Écoutez ! C’est ! Le ! Général ! Beiping ! Trop Cool ! Trop Génial !

D’ailleurs, le monarque et ses sujets avaient toujours des liens familiaux. Ce vieux général était aussi le grand-père maternel de la Princesse Yong Ning !

Mais il était un général si vieux, dans le novel original, et il avait presque été décapité par le jeune Empereur ! Presque tué par cet idiot ! 

Tué ! 

Depuis les temps anciens, la façon la plus loyale de mourir pour les nobles était probablement lors d’un entraînement de démonstration avec l’Empereur ou dans un combat à mort. Ce vieux général avait combattu depuis plus de quarante ans sur les champs de bataille, et il avait failli mourir à cause d’une dispute avec l’Empereur. 

L’intrigue dans le novel original donnait à peu près ça : le vieux général était venu et avait réprimandé le jeune Empereur : “Pourquoi êtes-vous si faible, vous avez épuisé toutes nos richesses, et vous voulez continuer à danser et chanter tous les jours, manger, boire et vous amuser. Vous allez détruire le pays ! Pourquoi êtes-vous une telle déception ? Je ne me préoccupe de votre stupidité que par égard pour votre père, Feu l’Empereur.”

Le vieux Général avait même poussé quelques jurons, et le jeune Empereur l’avait toléré à cause de qui il était. 

Mais le vieux Général avait un tempérament violent. Il avait grondé le jeune Empereur pendant une demie-heure et parce qu’il était pressé, l’Empereur avait jeté le général en prison. Il avait envoyé ce général si respecté en prison !

Après ça, la cour impériale avait été prise dans un tourbillon de turbulences et de chaos pendant un moment. Mais le jeune Empereur n’était pas non plus complètement stupide. Il se calma, admit avoir agi bêtement, et avait libéré le Général. Puis il avait laissé les choses se tasser, festoyant tous les jours, continuant à vivre sa vie de débauche stupide comme si de rien n’était.  

Le vieux Général avait piqué la pire des colères, maudit soit-il, je m’en fiche ! Il était reparti et avait démissionné.

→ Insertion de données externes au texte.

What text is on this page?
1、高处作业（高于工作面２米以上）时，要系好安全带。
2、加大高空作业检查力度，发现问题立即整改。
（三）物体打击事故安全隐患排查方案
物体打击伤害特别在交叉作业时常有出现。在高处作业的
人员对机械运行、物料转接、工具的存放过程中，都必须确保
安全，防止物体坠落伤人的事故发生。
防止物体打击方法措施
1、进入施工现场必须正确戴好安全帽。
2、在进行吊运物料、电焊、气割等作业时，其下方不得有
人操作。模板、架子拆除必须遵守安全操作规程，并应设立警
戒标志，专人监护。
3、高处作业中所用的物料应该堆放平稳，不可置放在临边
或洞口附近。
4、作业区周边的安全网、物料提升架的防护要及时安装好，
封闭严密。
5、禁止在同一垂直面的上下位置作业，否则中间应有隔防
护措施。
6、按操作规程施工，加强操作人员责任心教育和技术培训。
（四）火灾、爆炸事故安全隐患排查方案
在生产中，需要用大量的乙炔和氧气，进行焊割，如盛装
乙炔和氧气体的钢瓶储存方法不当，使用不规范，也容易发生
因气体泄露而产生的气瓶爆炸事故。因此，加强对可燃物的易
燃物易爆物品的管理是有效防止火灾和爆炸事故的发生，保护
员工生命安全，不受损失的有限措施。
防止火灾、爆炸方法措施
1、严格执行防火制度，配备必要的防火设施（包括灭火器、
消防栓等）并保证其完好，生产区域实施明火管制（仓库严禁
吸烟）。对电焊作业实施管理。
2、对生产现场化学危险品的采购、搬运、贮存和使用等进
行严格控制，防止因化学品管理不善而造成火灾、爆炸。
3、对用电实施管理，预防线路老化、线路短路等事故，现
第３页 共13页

Il était rentré à la campagne pour cultiver ses champs et pêcher des poissons. 

C’est ainsi que le Royaume du Nord avait perdu le vieux Général qui aurait dû être capable de stabiliser l’armée et qui avait des compétences militaires hors norme. 

Lorsque Xiao YuAn avait lu ce passage, il n’avait pu s’empêcher de soupirer : il n’y aurait pas eu d’autre moyen plus efficace de chercher la ruine du pays !


Notes :

[1] 红袖妹子你绝对是一股清流 hóng xiù mèi zi nǐ jué duì shì yī gǔ qīng, qui se traduirait plus comme “Hong Xiu, tu es un flux/une rivière clair(e) !”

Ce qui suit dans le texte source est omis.